It took me a minute to get around to Chuno. I thought, “How are we going to make slave catchers sympathetic?” Kdrama does it again! Chuno manages to blend action, zaniness and social commentary.
The Chuno team consists of the leader, Dae Gil (Jang Hyuk), who from the beginning clearly shows that he is not wrapped too tight. His facade of being a cold-hearted slave hunter is just that: even he tries to right some wrongs he sees in his business. He is accompanied by his faithful sidekicks, General Choi (Han Jung Soo), and Wang Son (Kim Ji Suk), who someone I know (Holly) calls Comic Relief. Although these guys have different personalities, they exhibit the kind of bond that audiences really like to see. One wonders how Dae Gil inspires such devotion.
These guys run….a lot! I know that they are slave catchers, but they cover a lot of ground. They work well as a team, and show that they use their minds as well as those well-toned abs. Looking for people means having connections and being able to track folk through the woods.
One thing I did not like about this Kdrama is the romantic triangle. Romantic triangles work when the object of affection is presented with two equally viable choices (see Boys Over Flowers), and it helps when the object of affection is personable as well. It takes very little time for me to dislike Un Hyun (aka Hye Won) (Lee Da Hae). Dae Gil loses more than a few grey cells looking for her….for years….while she just decides to go on with her life after they are separated. Ok, that’s cool. But when they run into each other again, she has feelings for him but also doesn’t want to give up her new nifty life.
And can we talk about how she got that life? The “romance” between Hye Won and Tae Ha (Oh Ji Ho) is unbelievable, as in, not to be believed. Who’s buying this? These two are on the run, both pretending to be something they are not. They don’t talk (really), and then POOF! They are in love, escorting the baby future king (they way they drag that kid around is wrong…but he’s cute, and doesn’t seem to mind). Tae Ha is no better, as he seems to be oblivious to the fact that his crew thinks she is bringing their cause down. So, you don’t really like her, you might like Tae Ha, and you eventually fall for Dae Gil’s goofy charms. We all know how this is going to end, and we don’t like it.
On the other hand, I liked the spunky Sul Hwa (Kim Ha Eun), the street performer who cons Dae Gil into letting her tag along on their exploits. Like the Chuno team, she seems to understand what it means to travel from one place to the next and be on the wrong side of the law. Through her, we are also treated to some traditional singing and dancing.

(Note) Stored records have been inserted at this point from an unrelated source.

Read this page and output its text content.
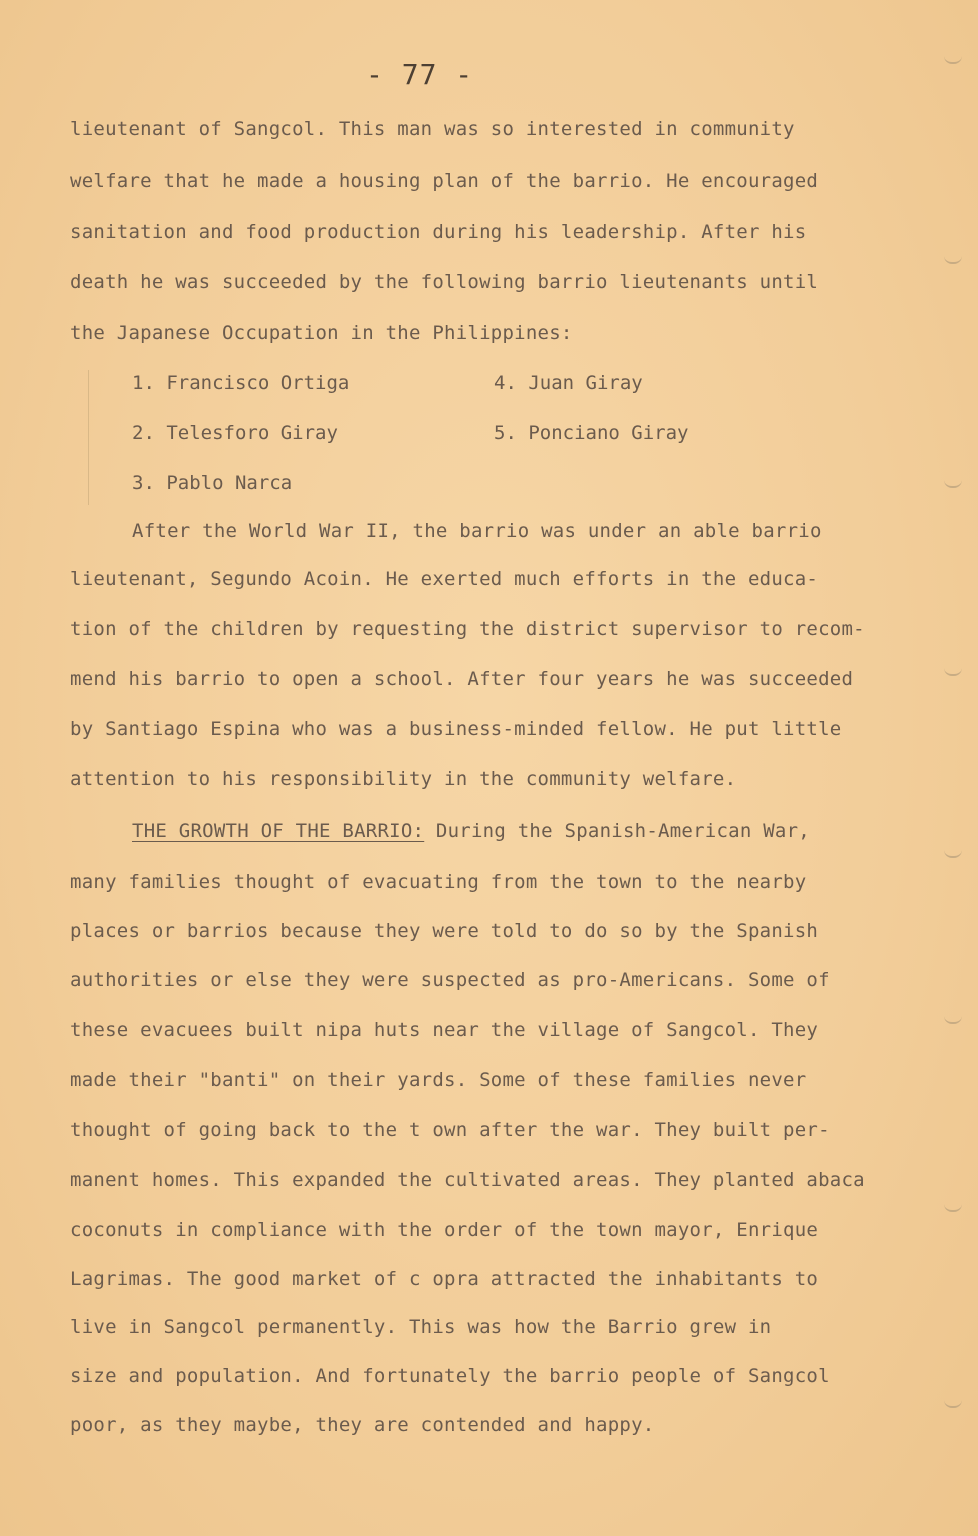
- 77 -
lieutenant of Sangcol. This man was so interested in community
welfare that he made a housing plan of the barrio. He encouraged
sanitation and food production during his leadership. After his
death he was succeeded by the following barrio lieutenants until
the Japanese Occupation in the Philippines:
1. Francisco Ortiga
2. Telesforo Giray
3. Pablo Narca
4. Juan Giray
5. Ponciano Giray
After the World War II, the barrio was under an able barrio
lieutenant, Segundo Acoin. He exerted much efforts in the educa-
tion of the children by requesting the district supervisor to recom-
mend his barrio to open a school. After four years he was succeeded
by Santiago Espina who was a business-minded fellow. He put little
attention to his responsibility in the community welfare.
THE GROWTH OF THE BARRIO: During the Spanish-American War,
many families thought of evacuating from the town to the nearby
places or barrios because they were told to do so by the Spanish
authorities or else they were suspected as pro-Americans. Some of
these evacuees built nipa huts near the village of Sangcol. They
made their "banti" on their yards. Some of these families never
thought of going back to the t own after the war. They built per-
manent homes. This expanded the cultivated areas. They planted abaca
coconuts in compliance with the order of the town mayor, Enrique
Lagrimas. The good market of c opra attracted the inhabitants to
live in Sangcol permanently. This was how the Barrio grew in
size and population. And fortunately the barrio people of Sangcol
poor, as they maybe, they are contended and happy.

Sul Hwa helps to bring the zaniness as well. Because the Chuno team and Sul Hwa are on the outskirts of society, they aren’t bound by the niceties of things like manners. Wang Son is constantly testing the friendship and tries to woo Sul Hwa with tired pick-up lines, while Choi remains stoic. His ability to make the inn ladies squeal remains a mystery.
However, under all the frivolity is some interesting social commentary about slavery in the Joseon era. On one hand, you have Tae Ha’s unjust conviction as a result of corrupt court politics, and his desire to see the rightful heir take the throne, even though he is a baby. Tae Ha is wiling to sacrifice even his own life to honor his pledge, and at the same time, you have others who are just as determined to maintain the status quo.
On the other hand, you see a potential slave revolt. The series shows the circumstances under which people become slaves, the horrible way they get treated by their noble masters, and the small ways they try to eek out happiness under such severe traditions. While the slave revolt gets derailed because of some internal treachery, there is still one slave who makes a last stand.
While some people live happily ever after, others don’t (hey, it’s a historical Kdrama, we’ve come to expect this), but overall, it’s a great Kdrama that keeps your attention on several levels.